11 10話 小戦争
俺はお土産屋から盗ってきたバッグに、これまた盗ってきた食料(カップ麺・カレールー・乾パン)を入るだけ詰め込む。
これを六匹分。そうそう食料難にはならないだろう。
「さあ、出発するぞ。ワイワイ海辺までは当分かかるだろうけど!」
「ね、ねえ。エルの《空間回廊》じゃ行けないの?」
ルカリオが思い付いたように言った。
俺を除いた全員がエルの顔を見る。
しかしエルは、首を横に振った。
「僕の技は一度訪れてないと駄目なんだ」
申し訳なさそうに答えたエル。
「ま、歩いてきゃいつかは着くんだし気にするこたぁねえよ」
ジャックがバッグを背負い直しながら言う。
「さて、準備万端だな? 行くぞ!」
野良ポケ達に見送られて俺達は町を出た。
「野原を歩き続けるってのも変な感じだな」
ジャノビーが小石を蹴っ飛ばした。
「いつもだったらピクニックしてたり、カップルがいるんだけどね」
ルカリオが懐かしむように言った。
「へぇ……。ルカリオはゾロアークとよく来てたの?」
「まあ、ね。エルだってエーフィと来てたでしょ」
しかし、エルは答えずに立ち止まった。
「どうした?」
「何かが、近づいてきてる。多分……敵だと思う」
その一言で俺達はバッグを降ろして戦闘体勢をとる。
「おやおや、本当に歩いてるとはねぇ」
相手を苛つかせるような気持ちの悪い声。
こいつは誰なんだ?
黒い体色に、巨大な体。更に体の両端からはこれまた巨大な二対のハサミがついている。
腹部には切れ込み──即ち口が空いていた。
「あんた、ウルトラビーストか?」
「初対面にあんた、なんて使うもんじゃないよ。
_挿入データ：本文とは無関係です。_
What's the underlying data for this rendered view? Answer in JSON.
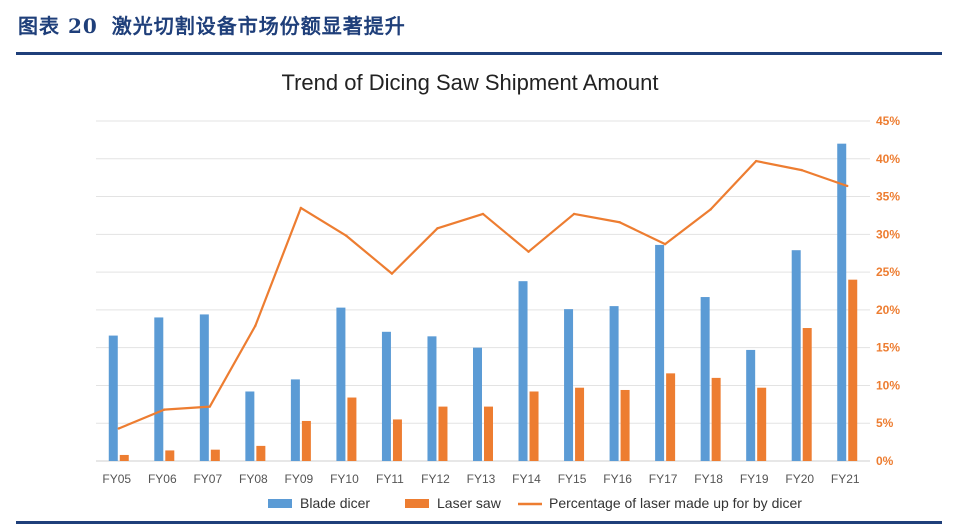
{
  "figure_label": "图表 20",
  "figure_caption": "激光切割设备市场份额显著提升",
  "chart_data": {
    "type": "bar+line",
    "title": "Trend of Dicing Saw Shipment Amount",
    "categories": [
      "FY05",
      "FY06",
      "FY07",
      "FY08",
      "FY09",
      "FY10",
      "FY11",
      "FY12",
      "FY13",
      "FY14",
      "FY15",
      "FY16",
      "FY17",
      "FY18",
      "FY19",
      "FY20",
      "FY21"
    ],
    "series": [
      {
        "name": "Blade dicer",
        "type": "bar",
        "color": "#5b9bd5",
        "values": [
          16.6,
          19.0,
          19.4,
          9.2,
          10.8,
          20.3,
          17.1,
          16.5,
          15.0,
          23.8,
          20.1,
          20.5,
          28.6,
          21.7,
          14.7,
          27.9,
          42.0
        ]
      },
      {
        "name": "Laser saw",
        "type": "bar",
        "color": "#ed7d31",
        "values": [
          0.8,
          1.4,
          1.5,
          2.0,
          5.3,
          8.4,
          5.5,
          7.2,
          7.2,
          9.2,
          9.7,
          9.4,
          11.6,
          11.0,
          9.7,
          17.6,
          24.0
        ]
      },
      {
        "name": "Percentage of laser made up for by dicer",
        "type": "line",
        "color": "#ed7d31",
        "axis": "right",
        "values": [
          4.3,
          6.8,
          7.2,
          17.9,
          33.5,
          29.8,
          24.8,
          30.8,
          32.7,
          27.7,
          32.7,
          31.6,
          28.7,
          33.3,
          39.7,
          38.5,
          36.4
        ]
      }
    ],
    "y_right_ticks": [
      "0%",
      "5%",
      "10%",
      "15%",
      "20%",
      "25%",
      "30%",
      "35%",
      "40%",
      "45%"
    ],
    "y_right_range": [
      0,
      45
    ],
    "y_left_range": [
      0,
      45
    ],
    "grid": true,
    "legend_position": "bottom"
  }
}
ま、名乗ってあげましょう」
「別にい──」
「私はアクジキング。王の命令によって貴方達を消しにきま──」
べらべら喋り続けるアクジキングの胸に、中くらいの石が命中した。
苦しそうに咳き込むアクジキングは怒りの形相で俺を睨んだ。
「貴様らぁ……喋っている時に邪魔をするなあああ!!」
凄まじい咆哮。それによって巻き起こる風圧に押し戻される俺。
「行けぇッ! 我が部下達よッ!」
アクジキングが指示すると、大量のウルトラビースト達が襲いかかってきた。
「いいか! 情けはむよ──」
振り向いて叫ぶが、全員、既に三匹以上を殺していた。
「言わなくても大丈夫か」
前を向き、中指を立ててアクジキングを挑発する。
「ガキがッ! 調子にのるなあああッ!」
腹部の口からシャドーボールを数十個放ってきた。
「うわわわわわッ!」
小さな体を活かして紙一重で避ける。
「次はこっちの番だ!」
目眩ましに龍の波導を撃ち、《三日月刀》を手に疾駆する。
「小賢しい!」
アクジキングが立ち直って再びシャドーボールを飛ばす。
だが、奴の前に俺は居なかった。
後ろだよ、と教えるほど優しくない俺は、無言の気合いと共にアクジキングのうなじを穿った。
「ギャァッ!」
短い悲鳴。
しかし、ウルトラビーストは別次元の生き物なのだろうから、うなじを削いだぐらいでは死なないかもしれない。
「念には念を入れてな!」
《三日月刀》の切っ先を心臓があるはずの場所に突き刺す。
剣先が柔らかい肉を突き進む感触に笑顔が止まらなくなる。
何だか気持ちいい。もっと殺したい……。
動かなくなったアクジキングの死体を蹴って跳躍する。
後列にいるウツロイドのぶよぶよの頭を真っ二つに裂き、着地と同時にフェローチェの首を切り落とす。
「最ッ高!」
狂気に満ちた笑みを浮かべた俺は、掴みかかってくるマッシブーンの足を斬って崩れ落ちる体を斜めに切り上げる。
「ははッ! はははッ! あはははははははッ!」
〜☆★☆★〜
「……ッ!?」
いつの間にか眠っていたらしい。
敵の死体を枕にして……。
寝ぼけ眼で周りを見回すと血や骨、臓器やらが散らばっていた。
「みんな派手にやり過ぎだっつーの」
苦笑いをして立ち上がる。
死体の広がっていない野原で全員座って談笑していた。
死体を踏まないように気を付けながら仲間の輪に加わりに行く俺。
しかし、俺を見た瞬間、彼らの顔は凍りついたかのように固まった。